The Rabbi Ishmael, according to this book, received in addition these particulars from the lips of Enoch. He was carried to heaven in a chariot of fire by horses of fire; and when he entered into the presence of God, the Sacred Beasts, the Seraphim, the Osannim, the Cherubim, the wheels of the chariot, and all the fiery ministers recoiled five thousand three hundred and eighty miles at the smell of him, and cried aloud, "What a stink is come among us from one born of a woman! Why is one who has eaten of white wheat admitted into heaven?"
Then the Almighty answered and said, "My servants, Cherubim and Seraphim, do not be grieved, for all my sons have rejected my sovereignty and adore idols, this man alone excepted; and in reward I exalt him to principality over the angels in heaven." When Enoch heard this he was glad, for he had been a simple shoemaker on earth; but this had he done, at every stitch he had said, "The name of God and His Majesty be praised."
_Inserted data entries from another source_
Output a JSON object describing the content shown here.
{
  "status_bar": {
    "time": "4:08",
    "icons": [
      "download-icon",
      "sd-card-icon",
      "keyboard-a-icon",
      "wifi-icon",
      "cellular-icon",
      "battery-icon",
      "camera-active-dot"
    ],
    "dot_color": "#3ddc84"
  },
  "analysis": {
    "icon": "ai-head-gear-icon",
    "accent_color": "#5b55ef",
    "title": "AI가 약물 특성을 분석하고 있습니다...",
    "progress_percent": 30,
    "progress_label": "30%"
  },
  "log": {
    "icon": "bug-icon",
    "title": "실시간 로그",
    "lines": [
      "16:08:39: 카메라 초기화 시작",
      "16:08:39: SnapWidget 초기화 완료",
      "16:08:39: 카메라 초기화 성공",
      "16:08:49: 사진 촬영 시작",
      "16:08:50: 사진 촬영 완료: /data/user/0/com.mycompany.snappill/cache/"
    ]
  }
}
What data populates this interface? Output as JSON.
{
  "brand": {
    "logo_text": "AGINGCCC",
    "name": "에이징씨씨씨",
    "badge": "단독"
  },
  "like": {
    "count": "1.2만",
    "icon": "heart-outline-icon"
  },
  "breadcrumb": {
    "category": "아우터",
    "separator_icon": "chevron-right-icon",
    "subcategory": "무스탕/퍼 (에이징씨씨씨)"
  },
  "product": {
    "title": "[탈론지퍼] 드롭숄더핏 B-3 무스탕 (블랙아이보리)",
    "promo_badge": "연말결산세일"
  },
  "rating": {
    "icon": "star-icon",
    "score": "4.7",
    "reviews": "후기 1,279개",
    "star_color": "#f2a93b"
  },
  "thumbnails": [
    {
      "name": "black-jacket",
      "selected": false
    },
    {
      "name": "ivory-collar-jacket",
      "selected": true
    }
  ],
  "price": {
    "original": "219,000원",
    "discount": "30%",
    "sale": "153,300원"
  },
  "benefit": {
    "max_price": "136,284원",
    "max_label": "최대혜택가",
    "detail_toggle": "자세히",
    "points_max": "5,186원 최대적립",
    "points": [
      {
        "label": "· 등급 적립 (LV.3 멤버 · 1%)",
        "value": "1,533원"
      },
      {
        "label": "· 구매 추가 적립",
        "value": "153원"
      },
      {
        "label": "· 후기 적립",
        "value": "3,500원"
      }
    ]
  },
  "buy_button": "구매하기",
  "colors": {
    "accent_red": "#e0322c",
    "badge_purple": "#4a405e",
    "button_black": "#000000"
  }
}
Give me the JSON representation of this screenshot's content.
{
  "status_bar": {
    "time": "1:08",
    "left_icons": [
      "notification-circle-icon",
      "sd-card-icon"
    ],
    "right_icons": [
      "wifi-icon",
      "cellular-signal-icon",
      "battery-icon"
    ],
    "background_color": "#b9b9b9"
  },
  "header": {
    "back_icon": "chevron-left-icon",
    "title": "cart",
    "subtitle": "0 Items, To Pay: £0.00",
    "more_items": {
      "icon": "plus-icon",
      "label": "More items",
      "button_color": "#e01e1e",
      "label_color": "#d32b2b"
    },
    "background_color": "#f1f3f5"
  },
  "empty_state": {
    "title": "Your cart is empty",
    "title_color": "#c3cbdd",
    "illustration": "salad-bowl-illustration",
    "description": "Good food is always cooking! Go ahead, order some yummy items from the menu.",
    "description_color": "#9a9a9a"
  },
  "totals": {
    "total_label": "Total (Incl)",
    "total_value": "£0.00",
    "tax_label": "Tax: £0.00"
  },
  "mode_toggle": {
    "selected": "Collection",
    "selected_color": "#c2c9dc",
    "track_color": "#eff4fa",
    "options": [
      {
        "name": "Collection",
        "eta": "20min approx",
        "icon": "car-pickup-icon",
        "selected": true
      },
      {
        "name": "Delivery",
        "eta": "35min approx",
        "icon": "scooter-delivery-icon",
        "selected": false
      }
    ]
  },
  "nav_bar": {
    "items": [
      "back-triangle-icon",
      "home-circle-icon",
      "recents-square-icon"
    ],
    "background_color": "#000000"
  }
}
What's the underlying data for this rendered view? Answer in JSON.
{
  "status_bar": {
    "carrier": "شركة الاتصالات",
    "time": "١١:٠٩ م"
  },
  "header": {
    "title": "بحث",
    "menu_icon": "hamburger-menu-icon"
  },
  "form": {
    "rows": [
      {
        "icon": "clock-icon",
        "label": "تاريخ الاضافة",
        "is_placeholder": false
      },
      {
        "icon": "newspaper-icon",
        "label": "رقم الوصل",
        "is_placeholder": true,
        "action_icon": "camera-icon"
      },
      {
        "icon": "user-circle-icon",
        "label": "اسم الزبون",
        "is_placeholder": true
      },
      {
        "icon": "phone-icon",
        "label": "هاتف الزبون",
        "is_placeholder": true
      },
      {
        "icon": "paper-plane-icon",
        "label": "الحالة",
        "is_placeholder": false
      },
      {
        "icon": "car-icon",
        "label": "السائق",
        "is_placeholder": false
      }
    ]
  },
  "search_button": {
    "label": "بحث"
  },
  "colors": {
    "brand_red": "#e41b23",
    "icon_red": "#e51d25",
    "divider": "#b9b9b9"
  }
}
The height of Enoch when a chief angel was very great. It would take a man five hundred years to walk from his heel to the crown of his head. And the ladder which Jacob saw in vision was the ladder of Metatron. The same authority, above quoted, the Rabbi Ishmael, is reported to have had the exact measure of Enoch from his own lips; it was seven hundred thousand times thousand miles in length and in breadth.
The account in the Targum of Palestine is simply this. "Enoch served in the truth before the Lord; and behold, he was not with the sojourners of the earth; for he was withdrawn, and he ascended to the firmament by the Word before the Lord, and his name was called Metatron, the Great Saphra."
Whether the Annakos, or Nannakos ot whom Suidas wrote, is to be identified with Enoch, I do not venture to decide. Suidas says that Nannak was an aged king before Deucalion (Noah), and that, foreseeing the Deluge, he called all his subjects together into the temple to pray the gods with many tears to remit the evil. And Stephanos, the Byzantine lexicographer, says that Annakos lived at Iconium in Phrygia. and that to weep for Annak, became a proverb.